We are trying to introduce Devcontainer and Github Codspaces support in the repository.
Please send us a feeback in the PR if you are a Codespaces beta tester or a Vscode user:
For me I do exploration and reporting in Juypter, then all the project work inside of PyCharm Pro. We run all our code inside of docker containers. For some client work we’ll be on AWS hosted notebooks to keep data inside their cloud.
Colab for experiment, sometimes local jupyter notebook and for final code use PyCharm. Also for training final model to Production I used GCP AI Platform.
I have an Anaconda environment that I keep up to date, the latest Community build of PyCharm, and I never used them because I end up doing all of my work on Colab.
Steps I follow to understand an issue:
(1) I (create gist/use existing gist) in colab to understand where the exact issue is.
(2) I come back to Visual Studio Code and write test for which build fails.
(3) I run bazel test and reproduce the issue
(4) I then add the fix in code wherever required and run bazel test again.
(5) Repeat step 4 until the bazel test passes.
(6) Push the code and raise PR.
Open for suggestions to improve this process if you have any in your mind.
How TF bazel build time is going to impact your contribution routine? Do you iterate on test locally or are you waiting for the TF team to manually kickoff CI tests on your commits push?
It’s quite funny but I analyse “an issue that I am going to work on for next few days” before going to sleep and just after waking up, I first run bazel build after syncing with the upstream and till the time I start my work (after 1-1.5 hrs after I wake up), the bazel build usually completes. So, during the day, it takes very less time to build because of caching and I usually don’t sync branch during day.
@Bhack , Any suggestion on improving faster bazel build?
I was trying to add a Github Action to continuously monitor and speedup the contributor build experience inside our official tensorflow/tensorflow:devel Docker image:
But we need to have a GCS cache to bootstrap the process. See
We need also to see if we want to wait for the WIP TF Dockerfiles refactoring in SIG Build
@Bhack , Is there a way I can configure github workflow on my fork which can run bazel test and files don’t get pushed in PR? My system is getting too slow when running bazel test and parallelly working on something else.

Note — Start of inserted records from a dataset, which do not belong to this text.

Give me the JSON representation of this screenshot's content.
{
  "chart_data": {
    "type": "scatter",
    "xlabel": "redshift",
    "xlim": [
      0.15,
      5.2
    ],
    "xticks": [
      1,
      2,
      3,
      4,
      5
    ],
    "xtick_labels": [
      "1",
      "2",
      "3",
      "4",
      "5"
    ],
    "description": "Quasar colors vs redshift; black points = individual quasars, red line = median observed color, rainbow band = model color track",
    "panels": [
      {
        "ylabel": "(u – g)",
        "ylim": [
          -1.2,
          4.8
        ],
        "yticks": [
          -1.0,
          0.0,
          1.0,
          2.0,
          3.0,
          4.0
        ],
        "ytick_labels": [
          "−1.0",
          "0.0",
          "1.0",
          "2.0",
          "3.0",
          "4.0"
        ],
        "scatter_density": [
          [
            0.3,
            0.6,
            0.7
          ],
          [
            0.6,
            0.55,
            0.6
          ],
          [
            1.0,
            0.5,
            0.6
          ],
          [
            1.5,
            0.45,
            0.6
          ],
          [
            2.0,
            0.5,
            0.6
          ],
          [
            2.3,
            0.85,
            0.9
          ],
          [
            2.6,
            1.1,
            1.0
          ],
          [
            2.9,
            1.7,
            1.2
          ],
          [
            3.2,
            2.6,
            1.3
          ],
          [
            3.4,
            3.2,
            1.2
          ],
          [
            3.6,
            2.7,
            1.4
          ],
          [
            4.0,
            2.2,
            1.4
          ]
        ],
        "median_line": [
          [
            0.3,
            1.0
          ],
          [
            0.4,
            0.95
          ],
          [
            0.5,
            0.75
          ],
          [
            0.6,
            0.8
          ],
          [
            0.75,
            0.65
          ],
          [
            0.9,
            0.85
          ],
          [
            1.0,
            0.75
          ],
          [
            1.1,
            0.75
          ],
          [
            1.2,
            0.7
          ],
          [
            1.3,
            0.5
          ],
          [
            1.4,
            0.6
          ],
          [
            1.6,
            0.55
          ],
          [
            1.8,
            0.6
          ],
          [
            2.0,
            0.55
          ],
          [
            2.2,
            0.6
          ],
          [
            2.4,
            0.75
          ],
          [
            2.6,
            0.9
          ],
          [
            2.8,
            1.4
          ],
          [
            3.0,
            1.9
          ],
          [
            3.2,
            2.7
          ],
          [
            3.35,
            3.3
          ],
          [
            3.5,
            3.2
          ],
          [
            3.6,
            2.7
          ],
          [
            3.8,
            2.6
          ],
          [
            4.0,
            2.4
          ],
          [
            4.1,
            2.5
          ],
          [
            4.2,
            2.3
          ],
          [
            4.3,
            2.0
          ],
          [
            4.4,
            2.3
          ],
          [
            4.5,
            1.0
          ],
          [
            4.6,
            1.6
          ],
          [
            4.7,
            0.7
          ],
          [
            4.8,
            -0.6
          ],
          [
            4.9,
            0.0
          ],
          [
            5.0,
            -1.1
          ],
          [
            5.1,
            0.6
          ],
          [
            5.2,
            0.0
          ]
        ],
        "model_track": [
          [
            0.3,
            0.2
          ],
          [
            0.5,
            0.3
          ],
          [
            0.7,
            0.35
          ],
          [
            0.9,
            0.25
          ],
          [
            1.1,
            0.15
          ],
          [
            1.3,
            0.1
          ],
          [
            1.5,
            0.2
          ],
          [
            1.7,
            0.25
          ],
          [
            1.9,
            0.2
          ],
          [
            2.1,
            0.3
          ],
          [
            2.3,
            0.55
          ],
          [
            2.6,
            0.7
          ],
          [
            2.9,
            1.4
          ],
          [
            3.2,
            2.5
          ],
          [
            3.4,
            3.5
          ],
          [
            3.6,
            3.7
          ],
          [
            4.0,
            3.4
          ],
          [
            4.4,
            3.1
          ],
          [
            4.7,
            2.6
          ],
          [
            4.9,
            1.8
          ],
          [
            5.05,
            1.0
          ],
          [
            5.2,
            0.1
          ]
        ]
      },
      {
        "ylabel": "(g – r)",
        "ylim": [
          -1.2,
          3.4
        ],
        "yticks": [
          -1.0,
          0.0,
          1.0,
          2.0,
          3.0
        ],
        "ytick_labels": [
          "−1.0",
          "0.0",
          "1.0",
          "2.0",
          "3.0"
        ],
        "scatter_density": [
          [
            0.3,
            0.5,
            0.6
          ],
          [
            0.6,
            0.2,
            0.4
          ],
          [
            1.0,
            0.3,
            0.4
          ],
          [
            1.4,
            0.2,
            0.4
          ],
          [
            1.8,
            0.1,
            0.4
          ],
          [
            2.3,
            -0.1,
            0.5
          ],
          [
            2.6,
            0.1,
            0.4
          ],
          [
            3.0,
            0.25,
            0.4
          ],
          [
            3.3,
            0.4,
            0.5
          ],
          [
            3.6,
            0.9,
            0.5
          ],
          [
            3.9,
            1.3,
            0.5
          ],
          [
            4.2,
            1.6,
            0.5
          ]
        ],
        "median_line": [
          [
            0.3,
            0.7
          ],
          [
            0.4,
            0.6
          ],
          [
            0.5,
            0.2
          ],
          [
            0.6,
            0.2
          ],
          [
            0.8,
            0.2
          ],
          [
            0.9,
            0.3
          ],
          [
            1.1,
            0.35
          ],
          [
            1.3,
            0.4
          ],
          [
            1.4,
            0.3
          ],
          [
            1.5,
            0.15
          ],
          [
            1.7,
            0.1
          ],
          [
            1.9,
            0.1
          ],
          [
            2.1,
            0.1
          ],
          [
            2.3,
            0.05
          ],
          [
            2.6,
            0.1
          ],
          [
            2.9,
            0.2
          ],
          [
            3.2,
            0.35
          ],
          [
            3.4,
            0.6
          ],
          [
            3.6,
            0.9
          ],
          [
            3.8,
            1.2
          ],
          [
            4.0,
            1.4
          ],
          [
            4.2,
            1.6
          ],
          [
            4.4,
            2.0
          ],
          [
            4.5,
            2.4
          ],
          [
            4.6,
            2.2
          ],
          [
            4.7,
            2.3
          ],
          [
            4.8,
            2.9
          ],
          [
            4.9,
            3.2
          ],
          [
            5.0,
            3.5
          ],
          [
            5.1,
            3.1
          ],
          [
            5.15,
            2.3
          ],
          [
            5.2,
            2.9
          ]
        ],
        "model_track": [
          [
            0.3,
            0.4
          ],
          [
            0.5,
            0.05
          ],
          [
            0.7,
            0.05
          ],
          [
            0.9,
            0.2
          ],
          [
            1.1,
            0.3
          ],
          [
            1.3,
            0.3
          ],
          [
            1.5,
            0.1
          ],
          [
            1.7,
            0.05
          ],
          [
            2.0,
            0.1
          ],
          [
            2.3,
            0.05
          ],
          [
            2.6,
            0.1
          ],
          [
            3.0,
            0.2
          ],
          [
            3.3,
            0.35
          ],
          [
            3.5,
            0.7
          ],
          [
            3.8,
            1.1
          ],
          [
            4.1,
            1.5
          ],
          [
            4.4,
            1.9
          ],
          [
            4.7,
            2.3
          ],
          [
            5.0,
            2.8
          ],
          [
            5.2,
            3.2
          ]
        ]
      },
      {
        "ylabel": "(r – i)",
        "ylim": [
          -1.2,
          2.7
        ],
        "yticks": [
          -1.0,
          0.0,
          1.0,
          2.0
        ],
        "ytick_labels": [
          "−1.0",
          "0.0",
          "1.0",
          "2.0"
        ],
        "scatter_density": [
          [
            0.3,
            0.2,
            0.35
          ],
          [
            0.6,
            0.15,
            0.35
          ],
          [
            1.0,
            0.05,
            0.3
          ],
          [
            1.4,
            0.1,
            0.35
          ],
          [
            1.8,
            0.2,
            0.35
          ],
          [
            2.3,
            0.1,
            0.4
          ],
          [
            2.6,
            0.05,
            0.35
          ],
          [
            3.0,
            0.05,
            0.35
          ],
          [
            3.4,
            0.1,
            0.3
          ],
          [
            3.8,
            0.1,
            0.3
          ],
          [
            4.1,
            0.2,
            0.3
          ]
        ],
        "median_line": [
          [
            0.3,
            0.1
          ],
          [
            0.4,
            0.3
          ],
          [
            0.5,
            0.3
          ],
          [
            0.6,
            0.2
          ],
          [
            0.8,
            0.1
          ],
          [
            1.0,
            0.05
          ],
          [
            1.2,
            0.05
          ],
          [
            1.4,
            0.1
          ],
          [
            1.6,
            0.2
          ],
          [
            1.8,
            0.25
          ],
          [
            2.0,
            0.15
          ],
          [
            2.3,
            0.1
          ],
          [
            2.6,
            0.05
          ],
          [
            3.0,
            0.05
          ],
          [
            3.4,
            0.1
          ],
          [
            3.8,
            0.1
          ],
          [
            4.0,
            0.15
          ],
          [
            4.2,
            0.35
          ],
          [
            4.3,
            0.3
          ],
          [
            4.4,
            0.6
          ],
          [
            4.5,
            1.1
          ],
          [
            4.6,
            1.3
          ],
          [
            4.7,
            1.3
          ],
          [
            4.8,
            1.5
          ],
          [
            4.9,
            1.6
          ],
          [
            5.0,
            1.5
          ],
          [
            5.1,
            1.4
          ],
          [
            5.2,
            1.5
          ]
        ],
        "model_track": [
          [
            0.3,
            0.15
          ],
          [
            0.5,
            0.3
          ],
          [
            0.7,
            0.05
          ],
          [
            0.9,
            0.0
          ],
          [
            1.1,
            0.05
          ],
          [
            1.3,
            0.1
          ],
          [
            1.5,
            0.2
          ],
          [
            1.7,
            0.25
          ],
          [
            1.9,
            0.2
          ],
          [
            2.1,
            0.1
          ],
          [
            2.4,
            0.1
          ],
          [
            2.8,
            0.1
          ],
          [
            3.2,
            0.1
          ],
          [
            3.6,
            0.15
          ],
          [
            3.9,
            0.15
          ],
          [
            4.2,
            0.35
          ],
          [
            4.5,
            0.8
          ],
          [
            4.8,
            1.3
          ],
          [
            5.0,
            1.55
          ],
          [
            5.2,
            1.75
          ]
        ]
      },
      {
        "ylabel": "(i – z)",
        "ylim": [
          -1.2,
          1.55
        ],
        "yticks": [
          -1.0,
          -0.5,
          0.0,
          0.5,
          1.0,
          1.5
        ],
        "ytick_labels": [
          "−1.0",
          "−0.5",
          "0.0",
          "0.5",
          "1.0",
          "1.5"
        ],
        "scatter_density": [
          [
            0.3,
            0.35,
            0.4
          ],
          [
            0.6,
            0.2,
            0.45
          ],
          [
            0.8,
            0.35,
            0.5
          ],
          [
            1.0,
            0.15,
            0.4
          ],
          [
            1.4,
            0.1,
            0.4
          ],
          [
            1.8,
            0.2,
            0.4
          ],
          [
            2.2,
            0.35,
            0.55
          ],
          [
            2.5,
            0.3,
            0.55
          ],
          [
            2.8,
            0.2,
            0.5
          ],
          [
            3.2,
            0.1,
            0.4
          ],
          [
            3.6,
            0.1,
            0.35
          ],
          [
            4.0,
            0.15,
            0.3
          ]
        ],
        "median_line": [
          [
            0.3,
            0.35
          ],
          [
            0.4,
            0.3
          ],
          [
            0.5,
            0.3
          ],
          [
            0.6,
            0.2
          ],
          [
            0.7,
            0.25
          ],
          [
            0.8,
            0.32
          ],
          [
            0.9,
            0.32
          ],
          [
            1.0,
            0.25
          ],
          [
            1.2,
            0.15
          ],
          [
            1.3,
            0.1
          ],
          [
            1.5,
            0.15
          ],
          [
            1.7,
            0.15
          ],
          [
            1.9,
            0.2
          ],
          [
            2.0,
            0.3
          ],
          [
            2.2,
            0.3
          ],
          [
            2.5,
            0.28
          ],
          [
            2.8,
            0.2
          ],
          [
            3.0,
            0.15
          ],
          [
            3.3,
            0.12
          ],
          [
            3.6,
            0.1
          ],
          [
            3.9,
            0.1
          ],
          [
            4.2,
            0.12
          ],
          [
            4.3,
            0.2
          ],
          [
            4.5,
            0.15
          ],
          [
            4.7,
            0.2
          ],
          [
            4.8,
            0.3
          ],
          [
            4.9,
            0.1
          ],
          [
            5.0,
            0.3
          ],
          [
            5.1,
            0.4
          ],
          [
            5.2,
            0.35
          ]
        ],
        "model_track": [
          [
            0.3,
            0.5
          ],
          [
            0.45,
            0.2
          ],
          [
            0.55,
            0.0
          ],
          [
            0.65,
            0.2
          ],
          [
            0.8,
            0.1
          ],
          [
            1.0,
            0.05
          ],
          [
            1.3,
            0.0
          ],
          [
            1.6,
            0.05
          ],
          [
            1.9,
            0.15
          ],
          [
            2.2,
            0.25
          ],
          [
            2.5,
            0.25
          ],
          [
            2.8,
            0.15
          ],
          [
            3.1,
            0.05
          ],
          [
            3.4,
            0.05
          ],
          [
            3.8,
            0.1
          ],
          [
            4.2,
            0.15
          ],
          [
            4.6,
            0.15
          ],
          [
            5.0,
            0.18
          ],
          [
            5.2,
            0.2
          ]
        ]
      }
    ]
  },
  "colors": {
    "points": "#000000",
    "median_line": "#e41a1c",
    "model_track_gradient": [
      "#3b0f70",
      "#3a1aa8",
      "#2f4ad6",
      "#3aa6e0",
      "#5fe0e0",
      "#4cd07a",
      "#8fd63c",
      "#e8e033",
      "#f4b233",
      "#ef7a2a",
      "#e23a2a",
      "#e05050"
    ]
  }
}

Yes you can copy on your repo something like this PR
But you need to bootstrap the remote cache (e.g. on gcs) with a first build on your machine with exactly the same env (e.g. Docker tensorflow/tensorflow:devel).
Cause, as you can see from that PR GitHub Action execution log, If you start the build from scratch, without a pre-populated remote cache, the GitHub Action will go in timeout as It will take too much compile time.
You can find more info on how to add the remote cache param (e.g. on GCS) at
My goal is to have this available automatically for all the contributors so that we could have a public read only remote cache that It is updated on every master commit/merge.